Former Member of the Philippine House of Representatives from Agusan del Sur's 1st congressional district
- In office June 30, 2010 – June 30, 2019
- Preceded by: District established
- Succeeded by: Alfel Bascug

7th Governor of Agusan del Sur
- In office June 30, 2007 – June 30, 2010
- Vice Governor: Santiago Cane Jr.
- Preceded by: Eddiebong Plaza
- Succeeded by: Eddiebong Plaza

Personal details
- Born: June 1, 1967 (age 58) Pasay, Philippines
- Party: PDSP (2018–2019)
- Other political affiliations: PDP–Laban (2015–2018) NUP (2011–2015) Lakas–CMD (until 2011)
- Education: University of the Philippines Los Baños (BS)

= Maria Valentina Plaza =

Filipino politician

Maria Valentina Galido Plaza (born June 1, 1967) is a Filipino politician who as served as governor and representative of the first district of the province of Agusan del Sur. She was the province's second female governor.

==Early life and education==
Plaza is the daughter of former governors Democrito Plaza and Valentina Plaza. She is also the sister of former governor Eddiebong Plaza and former congressman Rodolfo "Ompong" Plaza.
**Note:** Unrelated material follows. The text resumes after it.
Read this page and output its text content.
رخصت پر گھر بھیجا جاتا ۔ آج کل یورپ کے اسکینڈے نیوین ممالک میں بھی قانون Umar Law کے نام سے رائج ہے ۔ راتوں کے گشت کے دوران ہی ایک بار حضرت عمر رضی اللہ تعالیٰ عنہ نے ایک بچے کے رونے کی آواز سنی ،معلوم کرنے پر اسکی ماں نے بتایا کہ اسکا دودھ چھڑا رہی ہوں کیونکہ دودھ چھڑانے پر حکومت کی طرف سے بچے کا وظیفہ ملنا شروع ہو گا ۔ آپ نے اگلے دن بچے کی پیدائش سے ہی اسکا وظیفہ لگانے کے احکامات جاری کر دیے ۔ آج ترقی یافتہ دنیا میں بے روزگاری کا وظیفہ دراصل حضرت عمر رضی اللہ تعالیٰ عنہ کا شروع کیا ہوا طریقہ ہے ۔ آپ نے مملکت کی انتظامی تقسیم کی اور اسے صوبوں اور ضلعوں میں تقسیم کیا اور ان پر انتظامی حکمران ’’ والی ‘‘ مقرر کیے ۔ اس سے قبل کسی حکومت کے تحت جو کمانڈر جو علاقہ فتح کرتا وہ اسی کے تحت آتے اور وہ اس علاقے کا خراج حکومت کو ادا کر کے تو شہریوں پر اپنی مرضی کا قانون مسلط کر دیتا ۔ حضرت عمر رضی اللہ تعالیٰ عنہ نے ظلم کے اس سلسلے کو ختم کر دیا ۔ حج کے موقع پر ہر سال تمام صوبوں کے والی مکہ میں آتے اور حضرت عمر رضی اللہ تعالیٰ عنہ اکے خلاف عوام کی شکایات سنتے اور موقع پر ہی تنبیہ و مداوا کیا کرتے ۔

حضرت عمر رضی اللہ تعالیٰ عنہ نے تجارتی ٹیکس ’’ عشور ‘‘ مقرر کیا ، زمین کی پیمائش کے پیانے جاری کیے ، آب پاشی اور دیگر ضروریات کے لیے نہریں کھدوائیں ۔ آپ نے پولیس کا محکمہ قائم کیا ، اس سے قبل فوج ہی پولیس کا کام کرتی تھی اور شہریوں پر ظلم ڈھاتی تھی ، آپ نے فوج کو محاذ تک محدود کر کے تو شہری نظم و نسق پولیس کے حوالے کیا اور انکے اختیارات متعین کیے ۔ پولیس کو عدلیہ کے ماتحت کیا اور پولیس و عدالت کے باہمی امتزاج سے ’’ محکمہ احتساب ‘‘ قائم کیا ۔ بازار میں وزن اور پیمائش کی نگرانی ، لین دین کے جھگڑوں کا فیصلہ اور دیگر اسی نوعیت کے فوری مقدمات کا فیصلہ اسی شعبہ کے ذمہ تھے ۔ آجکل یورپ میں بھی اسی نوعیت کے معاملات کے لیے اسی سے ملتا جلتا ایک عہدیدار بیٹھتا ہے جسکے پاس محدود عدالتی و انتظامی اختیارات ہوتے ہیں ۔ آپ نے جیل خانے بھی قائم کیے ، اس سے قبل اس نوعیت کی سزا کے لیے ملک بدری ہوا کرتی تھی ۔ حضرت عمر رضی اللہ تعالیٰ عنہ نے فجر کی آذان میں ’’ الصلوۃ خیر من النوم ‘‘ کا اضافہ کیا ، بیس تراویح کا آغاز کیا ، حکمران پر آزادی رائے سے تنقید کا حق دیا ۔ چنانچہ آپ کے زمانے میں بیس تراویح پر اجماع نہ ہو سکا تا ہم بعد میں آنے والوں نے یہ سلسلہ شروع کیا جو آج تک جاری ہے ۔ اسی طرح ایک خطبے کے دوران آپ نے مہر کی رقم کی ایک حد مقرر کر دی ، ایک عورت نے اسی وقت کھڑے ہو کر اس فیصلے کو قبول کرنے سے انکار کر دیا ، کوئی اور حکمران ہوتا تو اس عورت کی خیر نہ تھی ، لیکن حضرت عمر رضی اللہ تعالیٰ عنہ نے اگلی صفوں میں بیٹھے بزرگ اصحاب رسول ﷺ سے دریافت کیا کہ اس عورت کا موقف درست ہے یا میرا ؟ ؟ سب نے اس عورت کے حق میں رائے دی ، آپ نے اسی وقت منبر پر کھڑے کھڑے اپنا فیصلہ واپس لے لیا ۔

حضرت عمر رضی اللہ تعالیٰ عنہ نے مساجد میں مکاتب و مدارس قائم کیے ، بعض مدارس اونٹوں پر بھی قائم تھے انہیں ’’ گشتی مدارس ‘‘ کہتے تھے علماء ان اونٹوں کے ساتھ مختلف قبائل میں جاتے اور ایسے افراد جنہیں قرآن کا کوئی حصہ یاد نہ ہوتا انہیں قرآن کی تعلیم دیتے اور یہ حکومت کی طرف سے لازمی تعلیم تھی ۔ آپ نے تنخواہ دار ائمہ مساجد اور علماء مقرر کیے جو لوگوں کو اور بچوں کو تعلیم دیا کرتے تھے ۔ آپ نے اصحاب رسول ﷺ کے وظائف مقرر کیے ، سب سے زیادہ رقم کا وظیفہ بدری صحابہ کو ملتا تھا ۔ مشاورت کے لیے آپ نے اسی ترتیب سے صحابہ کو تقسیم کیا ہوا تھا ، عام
She graduated from the University of the Philippines Los Baños with a degree in agricultural business.

==Political career==
===Governor===
Although a neophyte, in 2007, Plaza chose to run for governor of Agusan del Sur with the help of her brother Eddiebong Plaza. She won as the second female governor after her mother.

===Congresswoman===
In the 2010 elections, Plaza was elected as the first representative of the newly created 1st district of the province of Agusan del Sur.